Michel Ducaroy est issu d’une famille lyonnaise de fabricants de mobilier. Après des études de sculpture, il travaille chez Chaleyssin, l’usine familiale à qui l’on doit le mobilier du paquebot Normandie. À partir de 1960, il collabore avec Ligne Roset. Intéressé par les nouveaux matériaux, il conçoit des sièges innovants, mais aucun n’a connu autant de succès que le «Togo».
Qui aurait sa place au dîner de vos rêves?
«J’aimerais inviter des personnes qui se sont consacrées à de nobles causes. Le premier qui me vient à l’esprit est Jacques Brel. Les paroles de ses chansons regorgent de virtuosité linguistique et d’intelligence émotionnelle. Et Nina Simone, une artiste qui a dû se battre, comme de nombreux Afro-Américains. Tant Brel que Simone sont restés fidèles à eux-mêmes et n’ont jamais cherché à plaire à tout le monde. C’est ce que j’admire chez eux. J’aimerais aussi inviter l’activiste américaine Angela Davis et l’autrice Virginie Despentes, une voix féminine actuelle et très puissante.»
Sur la chaise de qui aimeriez-vous vous asseoir?

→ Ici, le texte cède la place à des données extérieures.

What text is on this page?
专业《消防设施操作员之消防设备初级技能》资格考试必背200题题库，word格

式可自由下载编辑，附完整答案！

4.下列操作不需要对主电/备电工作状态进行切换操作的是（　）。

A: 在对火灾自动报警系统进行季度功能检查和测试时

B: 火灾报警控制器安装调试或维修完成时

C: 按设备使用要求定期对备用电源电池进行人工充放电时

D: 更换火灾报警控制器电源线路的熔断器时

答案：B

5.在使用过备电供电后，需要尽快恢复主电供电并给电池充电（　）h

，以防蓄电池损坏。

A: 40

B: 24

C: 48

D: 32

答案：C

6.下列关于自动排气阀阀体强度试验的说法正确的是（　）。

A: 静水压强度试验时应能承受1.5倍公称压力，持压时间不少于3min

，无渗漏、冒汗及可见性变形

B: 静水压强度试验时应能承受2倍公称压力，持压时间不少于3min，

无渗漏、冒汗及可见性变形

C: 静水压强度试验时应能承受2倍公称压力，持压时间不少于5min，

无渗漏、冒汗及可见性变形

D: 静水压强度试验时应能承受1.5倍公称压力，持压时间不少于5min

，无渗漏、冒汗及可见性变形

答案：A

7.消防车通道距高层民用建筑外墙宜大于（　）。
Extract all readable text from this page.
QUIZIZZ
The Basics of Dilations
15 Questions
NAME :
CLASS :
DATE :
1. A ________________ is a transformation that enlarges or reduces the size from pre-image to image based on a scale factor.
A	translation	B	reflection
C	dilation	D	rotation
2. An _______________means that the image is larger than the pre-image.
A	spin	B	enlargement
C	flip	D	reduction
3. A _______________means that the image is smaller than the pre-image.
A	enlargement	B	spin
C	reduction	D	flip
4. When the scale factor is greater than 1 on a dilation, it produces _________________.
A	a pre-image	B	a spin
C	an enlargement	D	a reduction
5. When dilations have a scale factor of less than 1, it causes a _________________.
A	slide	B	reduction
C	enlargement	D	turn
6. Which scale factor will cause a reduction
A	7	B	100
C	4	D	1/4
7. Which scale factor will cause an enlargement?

«Sur celle de Toni Morrison (1931-2019), la première femme noire à avoir obtenu le prix Nobel de littérature, en 1993. J’aurais aimé être à sa place quand l’inspiration a commencé à jaillir pour écrire ‘Beloved’, son chef-d’œuvre de 1987, une histoire vraie, dans laquelle elle mêle l’histoire de la traite négrière américaine à l’émotion et au mysticisme.»
À qui attribueriez-vous une chaire?
«À ma grand-mère, Anne Mathilde, qu’on appelait ‘Mamie sauveur’. J’étais très proche d’elle. À son niveau, elle a changé beaucoup de choses pour de nombreuses personnes de son entourage. En Haïti (je suis moitié haïtienne, moitié néerlandaise), elle était l’aînée de la fratrie. Comme elle devait aider à s’occuper des autres enfants de la famille, elle a été la seule à ne pas avoir eu la chance d’aller à l’école. Sans savoir ni lire ni écrire, elle s’est lancée dans les affaires aux Caraïbes. Avec succès: elle achetait des vêtements ici et là qu’elle revendait en Haïti. Et elle employait des couturières. Sans beaucoup de moyens, elle a très bien réussi.
Et quand elle ne parvenait pas à réaliser quelque chose ou ne savait pas comment s’y prendre, elle demandait conseil jusqu’à ce qu’elle sache comment procéder. Elle ne se contentait pas d’un refus. ‘Mamie sauveur’ était très généreuse: elle doit son surnom au fait qu’elle achetait des médicaments pour les pauvres de son quartier. Je l’ai bien connue, surtout après avoir perdu mon père, quand j’avais 18 ans. J’ai passé des mois à me ressourcer chez elle. Alors qu’elle luttait contre le diabète et le cancer, elle m’emmenait dans les montagnes et emportait des vêtements et des médicaments pour les pauvres qui en avaient besoin. C’était une femme incroyable, dotée d’un esprit extraordinaire. Nous sommes une famille de femmes fortes, bosseuses et fières de notre indépendance.»